From the moment she launched her career, Penny Diamantakiou has continued to climb the corporate ladder, never viewing her gender as a disadvantage. Having worked at major companies such as Telsyte, Optus and now Yahoo!7, Penny has worked predominantly with men. However, following her mantra, when companies treat “people as people”, the professional disparity between women and men can begin to narrow.
How do you take your coffee/tea?
I normally take long black with milk.
Blogs or sites you follow?
I buy a lot of stuff online. With information, I go to local news, BBC and CNN.
What do you love about your job?
We are dealing with new world technology and we’re dealing with a lot of stuff the market doesn’t know about yet, which is exciting. Also the people – I work with a bunch of very young people. The average age of people at Yahoo!7 is about 27-28. What’s been great for me is that you really start to understand, observe and integrate into the habits of young people.
Who has been the most influential mentor in your career?
Two prior bosses. Whilst they were both male, from a manager relationship, the key thing that stood out for me is those two individuals really understood my psyche and what motivates me. They took the approach; this is how she works and clicks so if we can work on that tap into that we can get the best out of her. And they did and they got the best out of me.
Is there anything you think companies could do better to support women in the work place?
Obviously mentorships. One that helped me a lot was that our CEO signed up to this exclusive seaside suite mental program with the business council of Australia for mentoring weekends.
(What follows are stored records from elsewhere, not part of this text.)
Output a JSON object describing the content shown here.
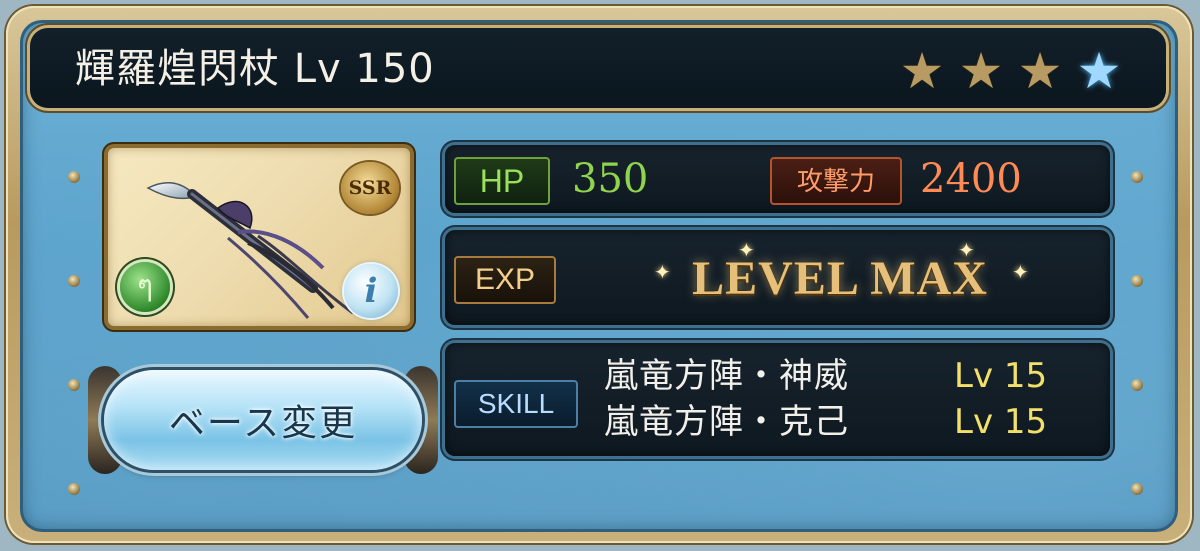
{
  "weapon": {
    "name_level": "輝羅煌閃杖 Lv 150",
    "rarity_badge": "SSR",
    "stars": [
      {
        "filled": true,
        "color": "#b89b62"
      },
      {
        "filled": true,
        "color": "#b89b62"
      },
      {
        "filled": true,
        "color": "#b89b62"
      },
      {
        "filled": true,
        "color": "#9fd9ff"
      }
    ],
    "element_icon": "wind-element-icon",
    "info_icon_glyph": "i"
  },
  "stats": {
    "hp_label": "HP",
    "hp_value": "350",
    "atk_label": "攻撃力",
    "atk_value": "2400"
  },
  "exp": {
    "label": "EXP",
    "status": "LEVEL MAX"
  },
  "skills": {
    "label": "SKILL",
    "items": [
      {
        "name": "嵐竜方陣・神威",
        "level": "Lv 15"
      },
      {
        "name": "嵐竜方陣・克己",
        "level": "Lv 15"
      }
    ]
  },
  "buttons": {
    "change_base": "ベース変更"
  },
  "colors": {
    "panel_blue": "#5aa2cb",
    "gold_frame": "#c7b07a",
    "hp_green": "#8fd44c",
    "atk_orange": "#ff8a54",
    "skill_level_yellow": "#f2e06a"
  }
}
Mentoring programs in general are important.
There is a need to pinpoint where gaps exist in succession planning; identifying women and saying “Okay we’re dedicated to sponsoring this person into the role and this is the path”. And tell them! Often women don’t know if they’re valued in a role. They will resign or plan children and when they come back they may not be as powerful because they don’t know their options. Also, flexible work hours for parents are important. When you’re looking at cross-functional teams, put some women in. From a networking community perspective, encouraging women to join those groups.